We have had visits from Indian chiefs of some Canadian tribes, an Aboriginal Civil Rights Leader, the Leader of the World Peace Movement, Australian Union Delegates, editors of well-known New Zealand Womens' Magazine and visits from Auckland City Councillors.

One of the main reasons for us still being there is the Auckland Trades Council 'Green Ban' on Bastion Point which means that no union labour will be provided for the subdivision. At a recent meeting they decided to keep the ban on until the Government cancels its plans for the subdivision completely.

Q. What is the next step in the pro test?

J.H. The tents are staying. We need a lot of support from the public to establish ourselves. The winter months will be a particularly hard time and we'll have to reinforce our present accomodations. The building of the whare-moe and also the whare-kai will have to be accelerated. Then we have the speaking tours throughout the country and a planned tour to the United Nations in New York—perhaps to the Land Rights Committee or the Racial Policy Committee.

Q. Would you be presenting a case for the Land Movement as such or just Bastion Point?

J.H. It will be a broad issue because the Bastion Point problem is duplicated right around the country All you have to say is that less than 3 million acres, out of an area which once measured 66 million acres, is under the direct control of the Maori people to get across the seriousness of the problem.

Two hundred acres in the eyes of the UN would not warrant attention.

Q. Apart from Young and other officials meeting with you at Orakei, what is the Government doing to solve the problem of Bastion Point?

J.H. A select committee has been set up to hear submissions from the Maori Land March committee (Matakite o Aotearoa) and to study the Memorial of Rights which was presented to Government at the end of the march.
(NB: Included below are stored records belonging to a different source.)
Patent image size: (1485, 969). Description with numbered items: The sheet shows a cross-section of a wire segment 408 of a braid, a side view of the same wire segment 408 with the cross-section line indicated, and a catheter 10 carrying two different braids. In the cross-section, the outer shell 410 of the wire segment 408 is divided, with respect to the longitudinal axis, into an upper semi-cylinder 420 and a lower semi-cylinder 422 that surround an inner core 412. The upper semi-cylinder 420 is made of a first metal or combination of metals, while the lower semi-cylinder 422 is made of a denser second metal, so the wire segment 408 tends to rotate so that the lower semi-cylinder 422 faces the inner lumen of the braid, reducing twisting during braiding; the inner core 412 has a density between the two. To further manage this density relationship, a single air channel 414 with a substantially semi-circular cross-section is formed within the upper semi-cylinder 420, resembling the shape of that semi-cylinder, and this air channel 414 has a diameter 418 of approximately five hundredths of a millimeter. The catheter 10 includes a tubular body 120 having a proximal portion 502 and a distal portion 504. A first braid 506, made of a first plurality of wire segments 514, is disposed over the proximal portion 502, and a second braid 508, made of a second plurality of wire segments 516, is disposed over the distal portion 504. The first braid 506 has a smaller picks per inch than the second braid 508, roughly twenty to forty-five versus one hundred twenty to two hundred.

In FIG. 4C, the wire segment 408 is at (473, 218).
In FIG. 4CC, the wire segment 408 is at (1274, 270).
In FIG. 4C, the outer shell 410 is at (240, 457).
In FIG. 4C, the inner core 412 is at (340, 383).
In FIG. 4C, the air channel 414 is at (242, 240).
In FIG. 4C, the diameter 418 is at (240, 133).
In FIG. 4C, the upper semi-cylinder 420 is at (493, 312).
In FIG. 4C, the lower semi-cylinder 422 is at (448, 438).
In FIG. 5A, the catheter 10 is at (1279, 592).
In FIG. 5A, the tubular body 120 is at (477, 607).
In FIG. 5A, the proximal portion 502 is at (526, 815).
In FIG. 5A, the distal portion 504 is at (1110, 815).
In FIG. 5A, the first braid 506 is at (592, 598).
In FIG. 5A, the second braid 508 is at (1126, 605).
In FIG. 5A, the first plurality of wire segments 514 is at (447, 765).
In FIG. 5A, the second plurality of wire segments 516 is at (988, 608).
They have taken our submission that Bastion Point be ruled back under Maori title and tabled it, and they will be sitting again in June to discuss it further. Also copies of our petition have been given to Jim Bolger, head of the select committee, and to the other eleven members.

The tour which began in Palmerston North with addresses at the Trades Hall and Massey University was undertaken in order to widen the protest at Bastion Point by bringing it to the attention of as many people as possible. In Auckland support has been steadily building since January and by Jack Rameka's estimates there are eighty tents, twelve caravans, and about seventy people at the camp during the week—some going out to work and returning at night—and in the weekends the crowd numbers as many as three thousand.

The O.M.A.C. would like to see the issue become the concern of all New Zealanders and not just Aucklanders, and in their bulletins they outline how individuals can support the protest:
1.Take their own tent out to Bastion Point. Help with planting. Meals provided free. (This is something that students can easily do during Easter and May vacation.)
2.Send a donation.
3.Sign the Action Groups Petition (address donations and requests for petitions to: O.M.A.C. Box 18 219, Glen Innes, Auckland).

As Joe Hawke has said, Bastion Point is merely the tip of the iceberg and there are many other land struggles going on around the country. Bastion Point just happens to be the most publicised. The important thing is to keep it in the public eye so that the real issue—the continual eroding away of Maori land by the Crown—and the meaning of the 1975 land march does not become lost.

This speaking tour is intended to be seen as a continuation of that historic march. At least one more tour is planned before the select committee sits in June when students and non-students alike will be called on to demand of the government that Bastion Point and the other land struggles he given a just and immediate solution.